Corporations are wishing our lives away

The last bits of Christmas pudding were finally eaten last week and whilst the tree is down, it’s still looking for a permanent home and is sitting forlornly in pieces on the stairs in the interim.

Of course I’ve already waded through umpteen Valentine Day press releases (they came after the “New Year, New You” one’s which started mid December) but what really took the biscuit was walking into Iceland at lunch time to purchase a pot based noodle snack for lunch:

It’s a shade over two months until Easter. I know this because we’re going away at Easter and have just paid the balance of the trip and arranged house sitters for anyone who reads this post and gets any funny ideas. As soon as the sell off of overstocked Christmas goods has finished, the stores are moving on to the next excuse to sell targeted tat to us all.

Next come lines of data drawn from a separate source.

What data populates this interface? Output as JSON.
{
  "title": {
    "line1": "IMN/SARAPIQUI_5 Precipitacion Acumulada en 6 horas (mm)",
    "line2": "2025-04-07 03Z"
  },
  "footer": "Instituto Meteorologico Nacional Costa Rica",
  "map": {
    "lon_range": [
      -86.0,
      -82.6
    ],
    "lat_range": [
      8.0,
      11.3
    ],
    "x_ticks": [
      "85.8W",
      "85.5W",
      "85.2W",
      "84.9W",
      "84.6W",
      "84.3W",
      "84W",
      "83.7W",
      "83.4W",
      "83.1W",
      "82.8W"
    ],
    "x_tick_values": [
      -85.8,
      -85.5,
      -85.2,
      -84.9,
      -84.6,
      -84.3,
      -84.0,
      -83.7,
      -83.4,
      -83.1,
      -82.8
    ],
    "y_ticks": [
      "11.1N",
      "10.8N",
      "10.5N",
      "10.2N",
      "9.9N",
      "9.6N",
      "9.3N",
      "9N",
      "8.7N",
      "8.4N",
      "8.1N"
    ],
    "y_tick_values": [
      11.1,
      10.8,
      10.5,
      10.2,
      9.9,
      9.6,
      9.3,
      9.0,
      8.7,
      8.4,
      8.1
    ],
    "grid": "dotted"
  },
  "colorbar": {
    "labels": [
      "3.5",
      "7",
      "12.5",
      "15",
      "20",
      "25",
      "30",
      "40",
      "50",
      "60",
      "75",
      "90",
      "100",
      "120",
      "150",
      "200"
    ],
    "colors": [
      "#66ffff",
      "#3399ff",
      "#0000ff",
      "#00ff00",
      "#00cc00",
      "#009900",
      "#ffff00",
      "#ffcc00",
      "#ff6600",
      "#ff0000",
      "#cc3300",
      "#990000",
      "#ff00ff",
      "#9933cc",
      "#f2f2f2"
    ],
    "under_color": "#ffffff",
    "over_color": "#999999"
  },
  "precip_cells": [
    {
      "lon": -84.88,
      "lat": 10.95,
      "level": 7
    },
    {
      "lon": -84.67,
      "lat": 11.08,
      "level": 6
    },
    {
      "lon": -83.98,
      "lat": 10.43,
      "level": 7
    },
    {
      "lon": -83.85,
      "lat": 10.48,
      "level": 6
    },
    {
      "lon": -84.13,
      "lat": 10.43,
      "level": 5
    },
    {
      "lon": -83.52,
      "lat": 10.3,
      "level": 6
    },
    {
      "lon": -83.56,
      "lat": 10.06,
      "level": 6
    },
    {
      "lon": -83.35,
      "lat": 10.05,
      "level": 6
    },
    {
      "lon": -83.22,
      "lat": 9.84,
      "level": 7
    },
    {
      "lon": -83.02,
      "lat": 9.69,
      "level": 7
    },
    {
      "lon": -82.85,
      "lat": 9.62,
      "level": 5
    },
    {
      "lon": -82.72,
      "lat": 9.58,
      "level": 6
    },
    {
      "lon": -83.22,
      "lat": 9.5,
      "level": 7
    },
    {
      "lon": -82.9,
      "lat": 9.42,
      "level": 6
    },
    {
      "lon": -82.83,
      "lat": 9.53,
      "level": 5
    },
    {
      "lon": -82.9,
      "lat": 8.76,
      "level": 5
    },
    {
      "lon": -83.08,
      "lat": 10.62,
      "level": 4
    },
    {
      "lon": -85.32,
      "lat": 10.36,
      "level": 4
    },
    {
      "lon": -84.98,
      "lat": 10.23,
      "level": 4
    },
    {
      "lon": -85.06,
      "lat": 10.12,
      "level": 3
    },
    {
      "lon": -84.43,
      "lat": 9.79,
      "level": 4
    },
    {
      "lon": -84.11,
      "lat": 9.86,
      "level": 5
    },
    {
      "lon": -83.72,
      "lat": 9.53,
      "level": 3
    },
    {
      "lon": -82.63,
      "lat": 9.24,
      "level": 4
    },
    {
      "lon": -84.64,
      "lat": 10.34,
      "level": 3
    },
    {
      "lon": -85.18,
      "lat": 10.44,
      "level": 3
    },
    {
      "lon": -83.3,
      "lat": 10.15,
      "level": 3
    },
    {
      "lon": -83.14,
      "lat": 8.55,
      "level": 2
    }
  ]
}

I think the time line runs something like this, with the event days in red and the months they’re marketed in black:

Basically there are only two months of the year, December and May, where you’re not going to get bombarded with two major promotions. It doesn’t help that the Christmas decorations and offers start as soon as the schools break up (Selfridges and Harrods Christmas stores open in July).
I can’t help but think that we’re always being induced to think of a “special day” that’s months off in an attempt to part us with some cash when we should be focussed on enjoying today.